Così precisata la nozione di prostituzione si palesa irrilevante il fatto che chi si prostituisce e il fruitore della prestazione si trovino in luoghi differenti, allorché gli stessi risultino collegati, tramite Internet, in videoconferenza, che consente all’utente della prestazione, non diversamente da quanto potrebbe verificarsi nell’ipotesi di contemporanea presenza nello stesso luogo, di interagire con chi si prostituisce, in modo da poter chiedere a questi il compimento di atti determinati, che vengono effettivamente eseguiti e immediatamente percepiti da colui che ordina la prestazione sessuale a pagamento. Ne discende che, a seconda dei casi, il soggetto che allestisce un sito attraverso il quale si eseguono prestazioni sessuali online dietro corrispettivo risponde di sfruttamento o favoreggiamento della prostituzione (cfr. Cass., Sez.III, n.346/06; Cass., Sez.III, n.25464/04).

Diverso è invece il caso in cui il sito non ospita la prestazione sessuale svolta a distanza, ma semplicemente l’inserzione della prostituta, che attraverso il web si pubblicizza al fine di svolgere la sua attività in un momento successivo ed attraverso modalità tradizionali.

Come accennato, fino a poco tempo fa il gestore del sito, e coloro che avevano contribuito al suo allestimento (webmaster, fotografi, ecc.) venivano chiamati a rispondere di sfruttamento o favoreggiamento della prostituzione, benché tale condotta fosse diversa da quella realizzata in favore della prostituzione virtuale in senso proprio e sebbene analogo trattamento non fosse riservato ai quotidiani cartacei che ospitano le inserzioni delle prostitute.

L’irragionevolezza di tale disparità di trattamento è stata negli anni da più parti evidenziata ed oggi, finalmente, pare aver imposto alla giurisprudenza una riflessione che dovrebbe portare a decisioni più coerenti e rispondenti a criteri di equità.
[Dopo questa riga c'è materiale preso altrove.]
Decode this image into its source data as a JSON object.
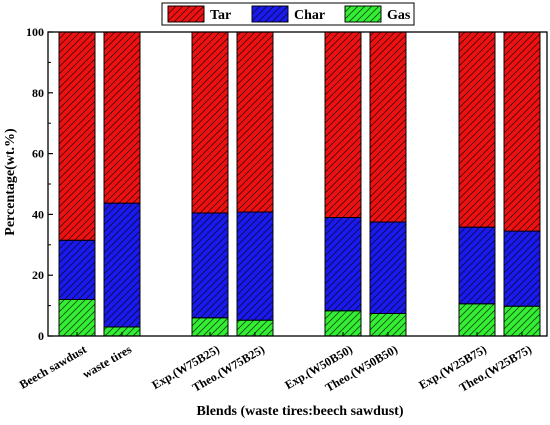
{
  "chart_data": {
    "type": "bar",
    "stacked": true,
    "categories": [
      "Beech sawdust",
      "waste tires",
      "Exp.(W75B25)",
      "Theo.(W75B25)",
      "Exp.(W50B50)",
      "Theo.(W50B50)",
      "Exp.(W25B75)",
      "Theo.(W25B75)"
    ],
    "series": [
      {
        "name": "Gas",
        "color": "#33ee33",
        "values": [
          12.0,
          3.0,
          6.0,
          5.2,
          8.3,
          7.4,
          10.6,
          9.8
        ]
      },
      {
        "name": "Char",
        "color": "#1a1aee",
        "values": [
          19.5,
          40.7,
          34.5,
          35.6,
          30.7,
          30.1,
          25.2,
          24.7
        ]
      },
      {
        "name": "Tar",
        "color": "#ee1111",
        "values": [
          68.5,
          56.3,
          59.5,
          59.2,
          61.0,
          62.5,
          64.2,
          65.5
        ]
      }
    ],
    "legend_order": [
      "Tar",
      "Char",
      "Gas"
    ],
    "legend_position": "top",
    "xlabel": "Blends (waste tires:beech sawdust)",
    "ylabel": "Percentage(wt.%)",
    "ylim": [
      0,
      100
    ],
    "yticks": [
      0,
      20,
      40,
      60,
      80,
      100
    ],
    "grid": false,
    "hatch": "diagonal"
  }
}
Si è, infatti, di recente affermato che la pubblicazione di inserzioni pubblicitarie sui siti web, al pari di quella sui tradizionali organi di informazione a mezzo stampa, deve essere considerata come un normale servizio in favore della persona, e quindi della prostituta, piuttosto che della prostituzione (Cass. Sez.III, 26343/2009). Tale giudizio è stato confermato successivamente (Cass. Sez.III n.443/2012),  precisandosi come il reato  di favoreggiamento risulti invece integrato quando alla mera pubblicazione degli annunci e del materiale messo a disposizione dalla persona interessata si aggiunga una cooperazione tra soggetto e prostituta, concreta e dettagliata, al fine di allestire la pubblicità della stessa evidentemente per rendere più allettante l’offerta e per facilitare l’approccio con il maggior numero di clienti, cooperazione esplicantesi nell’organizzare servizi fotografici nuovi, sottoponendo le donne a pose erotiche, ponendo in essere una collaborazione organizzativa al fine di realizzare il contatto prostituta-cliente. In altre parole allo stato attuale il discrimine fra lecito ed illecito si individua nel passaggio da una prestazione di servizi “ordinari” a quella che potremmo definire come la prestazione di un supporto aggiuntivo e personalizzato (Cass. Sez.III, n.20384/2013).

Sebbene la strada intrapresa sia quella corretta, tuttavia, continua a registrarsi un orientamento “colpevolista” da parte dei giudici di merito che lascia intendere la necessità di un intervento del legislatore al fine di dirimere dubbi ed evitare il protrarsi di decisioni inique.